June 10, 2016
How Muhammad Ali Became A Symbol Of Grace
We know Muhammad Ali was an iconic athlete and outspoken activist. But Pulitzer Prize-winning dance critic Sarah Kaufman of The Washington Post says he should be remembered as an artist, too. In fact, in many ways, he was more like a dancer than a rough-and-tumble fighter.
Muhammad Ali died June 3 at the age of 74. We sat down with Kaufman to reflect on the heavyweight and his dancer-like grace that she says was part of what made him such a mesmerizing figure.
Listen to our full conversation by clicking the orange “play” icon below.
On boxing and grace
“His sport was all about pain and fighting and yet he came at us on all three of the plains with which we associate grace: the physical, the social and the spiritual.”
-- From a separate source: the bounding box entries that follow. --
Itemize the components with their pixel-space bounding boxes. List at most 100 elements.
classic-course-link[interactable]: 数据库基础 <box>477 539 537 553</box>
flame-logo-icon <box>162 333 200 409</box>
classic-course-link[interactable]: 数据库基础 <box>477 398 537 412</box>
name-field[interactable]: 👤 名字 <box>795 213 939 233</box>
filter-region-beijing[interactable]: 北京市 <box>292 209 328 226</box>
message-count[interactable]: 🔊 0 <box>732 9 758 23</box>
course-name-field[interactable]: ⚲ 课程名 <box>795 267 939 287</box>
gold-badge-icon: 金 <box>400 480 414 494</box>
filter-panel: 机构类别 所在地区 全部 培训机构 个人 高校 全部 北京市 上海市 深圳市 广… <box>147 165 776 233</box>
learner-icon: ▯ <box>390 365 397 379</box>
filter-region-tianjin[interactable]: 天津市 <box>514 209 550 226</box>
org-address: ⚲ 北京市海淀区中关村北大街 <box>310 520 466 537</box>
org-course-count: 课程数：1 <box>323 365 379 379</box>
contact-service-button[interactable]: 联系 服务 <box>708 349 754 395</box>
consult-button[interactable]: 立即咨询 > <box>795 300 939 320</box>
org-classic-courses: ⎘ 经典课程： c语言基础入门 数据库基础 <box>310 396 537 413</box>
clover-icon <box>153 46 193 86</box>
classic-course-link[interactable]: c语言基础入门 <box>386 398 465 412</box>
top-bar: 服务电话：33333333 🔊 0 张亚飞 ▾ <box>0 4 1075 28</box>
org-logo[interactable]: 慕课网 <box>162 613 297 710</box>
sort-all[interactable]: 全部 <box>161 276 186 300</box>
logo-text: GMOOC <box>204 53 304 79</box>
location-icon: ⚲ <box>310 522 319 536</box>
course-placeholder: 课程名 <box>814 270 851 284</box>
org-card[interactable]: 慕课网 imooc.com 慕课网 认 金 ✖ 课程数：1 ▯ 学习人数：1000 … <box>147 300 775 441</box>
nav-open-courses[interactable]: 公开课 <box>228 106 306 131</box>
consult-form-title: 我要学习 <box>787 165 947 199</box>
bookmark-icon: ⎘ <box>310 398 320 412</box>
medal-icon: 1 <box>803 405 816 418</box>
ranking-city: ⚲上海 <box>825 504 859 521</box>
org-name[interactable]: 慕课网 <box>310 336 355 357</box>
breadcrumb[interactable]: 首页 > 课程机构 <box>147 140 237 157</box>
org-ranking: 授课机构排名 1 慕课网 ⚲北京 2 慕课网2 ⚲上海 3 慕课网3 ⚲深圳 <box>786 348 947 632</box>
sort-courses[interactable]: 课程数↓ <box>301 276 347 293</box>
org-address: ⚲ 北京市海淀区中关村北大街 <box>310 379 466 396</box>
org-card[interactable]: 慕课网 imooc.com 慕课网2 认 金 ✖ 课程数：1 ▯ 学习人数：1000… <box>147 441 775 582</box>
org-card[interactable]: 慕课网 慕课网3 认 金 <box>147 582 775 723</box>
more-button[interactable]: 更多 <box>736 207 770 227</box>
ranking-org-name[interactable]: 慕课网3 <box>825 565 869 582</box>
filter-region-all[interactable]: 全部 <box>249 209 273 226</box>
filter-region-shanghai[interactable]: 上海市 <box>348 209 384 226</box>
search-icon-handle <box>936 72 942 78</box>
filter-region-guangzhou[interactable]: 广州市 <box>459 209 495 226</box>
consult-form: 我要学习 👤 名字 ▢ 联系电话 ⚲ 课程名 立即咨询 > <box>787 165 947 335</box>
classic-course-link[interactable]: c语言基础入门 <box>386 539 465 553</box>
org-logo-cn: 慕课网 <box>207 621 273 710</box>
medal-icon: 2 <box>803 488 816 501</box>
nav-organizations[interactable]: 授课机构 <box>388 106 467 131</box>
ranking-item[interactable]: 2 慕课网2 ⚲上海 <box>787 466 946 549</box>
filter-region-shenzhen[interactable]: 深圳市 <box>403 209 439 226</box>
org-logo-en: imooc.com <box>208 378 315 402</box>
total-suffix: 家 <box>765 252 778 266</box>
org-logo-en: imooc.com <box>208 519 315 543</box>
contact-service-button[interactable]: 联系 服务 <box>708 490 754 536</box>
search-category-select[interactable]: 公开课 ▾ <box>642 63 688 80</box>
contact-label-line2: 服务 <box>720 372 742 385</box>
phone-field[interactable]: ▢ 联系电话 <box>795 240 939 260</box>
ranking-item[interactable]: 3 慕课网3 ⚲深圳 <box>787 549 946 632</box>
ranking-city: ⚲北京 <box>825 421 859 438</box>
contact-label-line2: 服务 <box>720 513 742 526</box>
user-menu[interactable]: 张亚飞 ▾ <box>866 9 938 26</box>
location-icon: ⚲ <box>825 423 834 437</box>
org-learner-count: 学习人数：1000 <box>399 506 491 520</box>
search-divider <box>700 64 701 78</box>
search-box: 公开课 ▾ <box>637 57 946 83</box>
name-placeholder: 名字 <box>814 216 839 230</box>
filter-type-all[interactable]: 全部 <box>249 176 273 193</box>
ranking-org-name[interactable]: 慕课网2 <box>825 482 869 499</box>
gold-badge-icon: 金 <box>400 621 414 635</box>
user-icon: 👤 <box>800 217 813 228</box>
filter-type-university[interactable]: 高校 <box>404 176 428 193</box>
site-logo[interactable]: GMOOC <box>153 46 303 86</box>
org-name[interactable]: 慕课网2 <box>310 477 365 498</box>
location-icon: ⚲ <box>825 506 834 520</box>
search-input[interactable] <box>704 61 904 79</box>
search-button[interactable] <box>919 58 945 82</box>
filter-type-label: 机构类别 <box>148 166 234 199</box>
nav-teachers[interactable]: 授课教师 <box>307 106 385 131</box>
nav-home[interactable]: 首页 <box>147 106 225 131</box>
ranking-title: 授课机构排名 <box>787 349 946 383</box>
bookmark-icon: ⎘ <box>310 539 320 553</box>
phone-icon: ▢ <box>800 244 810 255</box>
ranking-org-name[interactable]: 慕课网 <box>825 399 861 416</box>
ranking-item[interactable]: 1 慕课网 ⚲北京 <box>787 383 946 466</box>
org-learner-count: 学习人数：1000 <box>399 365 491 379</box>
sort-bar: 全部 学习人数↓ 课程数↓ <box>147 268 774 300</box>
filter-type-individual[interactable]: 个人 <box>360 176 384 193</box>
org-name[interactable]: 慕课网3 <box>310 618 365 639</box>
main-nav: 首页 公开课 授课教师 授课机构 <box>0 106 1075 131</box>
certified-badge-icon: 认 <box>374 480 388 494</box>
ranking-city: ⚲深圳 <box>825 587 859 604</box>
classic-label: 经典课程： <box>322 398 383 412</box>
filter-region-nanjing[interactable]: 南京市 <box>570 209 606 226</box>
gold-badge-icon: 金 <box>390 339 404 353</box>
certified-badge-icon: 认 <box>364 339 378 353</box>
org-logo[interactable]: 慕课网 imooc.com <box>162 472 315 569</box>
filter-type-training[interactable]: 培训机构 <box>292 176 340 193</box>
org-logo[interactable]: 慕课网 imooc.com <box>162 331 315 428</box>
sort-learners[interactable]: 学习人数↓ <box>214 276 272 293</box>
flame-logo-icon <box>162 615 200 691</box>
On having Parkinson’s disease
“We can all embody grace on all of these levels … and Muhammad Ali … pointed that out: that it does not have to rob you of your inner grace and ability to connect with people.”
On being an artist
“He wasn’t just a skilled athlete in command of all of his physical faculties. He actually had an artistic talent … like his ability to move backward, which was also surprising in its agility. Most boxers didn’t move backward; that was a retreat. [But it became] such an artistic element of his whole manner of fighting … it’s agility … it’s elusive.”